The Black Death was the most devastating pandemic in human history, killing 75 million people worldwide between 1346 and 1353 and 30-60% of Europe’s total population. Is it really conceivable that the Black Death was part of a heinous and deliberate plot to wipe out the West?
Black Death conspiracy theories were popular even at the time. Rumours spread that the Black Death was a Jewish conspiracy to wipe out Christianity. This was partly because Jews had been isolated in ghettos so in some places were less affected. Nonsense, of course, but in those days everything that happened in the world was looked at through the lens of religion. As soon as the Jewish conspiracy theories took hold, terrible massacres started occurring across Europe. These included the Valentine’s Day Massacre in Strasbourg in 1349, when 900 Jews were burned alive.
The Black Death was so named because of the black swellings or ‘buboes’ that appeared on the body. Today scientists generally believe that it was caused by the bacterium Yersinia pestis and that it spread from Central Asia to Europe via India, along the Silk Road trade route. The disease travelled on ships teeming with black rats, themselves riddled with Yersinia pestis-infected fleas.
But of course, nobody knew that back then.
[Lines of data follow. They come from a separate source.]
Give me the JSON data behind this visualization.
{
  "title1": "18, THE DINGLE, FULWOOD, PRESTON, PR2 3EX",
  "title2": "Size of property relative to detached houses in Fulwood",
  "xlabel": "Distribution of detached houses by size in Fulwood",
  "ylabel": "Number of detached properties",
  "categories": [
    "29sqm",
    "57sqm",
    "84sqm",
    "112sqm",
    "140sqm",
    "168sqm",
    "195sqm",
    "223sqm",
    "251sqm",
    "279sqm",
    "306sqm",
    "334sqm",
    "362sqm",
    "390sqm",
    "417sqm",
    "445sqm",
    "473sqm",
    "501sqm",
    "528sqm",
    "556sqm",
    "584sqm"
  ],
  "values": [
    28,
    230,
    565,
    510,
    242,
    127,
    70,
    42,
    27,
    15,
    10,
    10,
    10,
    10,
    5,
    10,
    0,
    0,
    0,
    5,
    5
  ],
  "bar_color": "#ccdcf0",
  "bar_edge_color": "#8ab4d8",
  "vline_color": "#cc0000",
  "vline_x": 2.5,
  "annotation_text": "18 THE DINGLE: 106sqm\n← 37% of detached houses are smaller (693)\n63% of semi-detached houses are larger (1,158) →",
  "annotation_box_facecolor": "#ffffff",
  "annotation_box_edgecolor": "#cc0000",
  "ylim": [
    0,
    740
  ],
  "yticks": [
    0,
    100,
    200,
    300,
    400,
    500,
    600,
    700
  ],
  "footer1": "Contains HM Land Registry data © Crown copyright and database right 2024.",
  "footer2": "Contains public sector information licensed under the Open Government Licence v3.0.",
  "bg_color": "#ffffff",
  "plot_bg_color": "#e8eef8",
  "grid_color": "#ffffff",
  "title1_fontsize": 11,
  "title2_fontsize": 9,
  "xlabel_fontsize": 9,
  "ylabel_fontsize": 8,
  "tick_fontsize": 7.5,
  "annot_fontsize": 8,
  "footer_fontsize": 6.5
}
Yet there is a modern conspiracy theory that the Black Death was spread to Europe deliberately by the rulers of India, who banded together to unleash a devastating biological attack. An attack that would clear the way for an invasion.
In today’s world, this doesn’t sound too improbable. We live under constant threat of biological and chemical attacks by terrorist organisations determined to wipe out the West. But in the 1300s, nobody knew what a germ was and people assumed that the Black Death was something to do with bad air (or the Jews).
However, the theory goes that the Indians knew a little more about the plague than the rest of us…
Why was India untouched by the Black Death?
Stanford University Liberal Arts scholar L. Anandavalli says that there is no evidence that the Black Death struck India in the 14th century. Why is this? How could it spread via India if it never actually affected India?
Well, the theory is that the rulers of India – feeling that their Western trading partners were taking advantage of them – devised a plan to annihilate them. They had heard about a plague having hit China, the rumour being that it was spread by infected rats. The Indian rulers carefully sourced rats thought to be infected and placed them on ships bound for the port cities of the Mediterranean. Once the plague had devastated the Western nations, India would march an army into Europe to conquer it.
A truly terrifying supposition. However, while the Black Death did cause massive social, religious and economic upheaval throughout Europe, that Indian army never turned up.
If all this sounds far-fetched, that’s because it’s nothing but conjecture. Conjecture that’s arisen from the fact that we know the plague arrived in Europe from Asia, and we know that India mysteriously escaped the pandemic that rocked the rest of the world. It’s probably also fuelled by modern ideas and concerns about biological warfare.
The Black Death in Europe was triggered by a biological attack
Even if there was no big Indian conspiracy to wipe out the West, there is another more supported theory that the Black Death in Europe was the inadvertent result of a targeted biological attack.
It’s said that when the Mongolian army lay siege to the city of Kaffa in the Crimea in 1346, a number of them were afflicted with the plague. They decided to use this to their advantage by catapulting infected corpses over the city walls to infect the inhabitants. The Genoese traders fled and unwittingly brought the plague by ship to Sicily and Southern Europe – and it spread from there.

Some modern scholars have argued that the Black Death could not have spread via infected corpses. Nevertheless, the Siege of Kaffa is considered one of the earliest examples of biological warfare. If this really is how the Black Death spread to Europe in the late 1340s, that Mongolian army has 50 million deaths to answer for.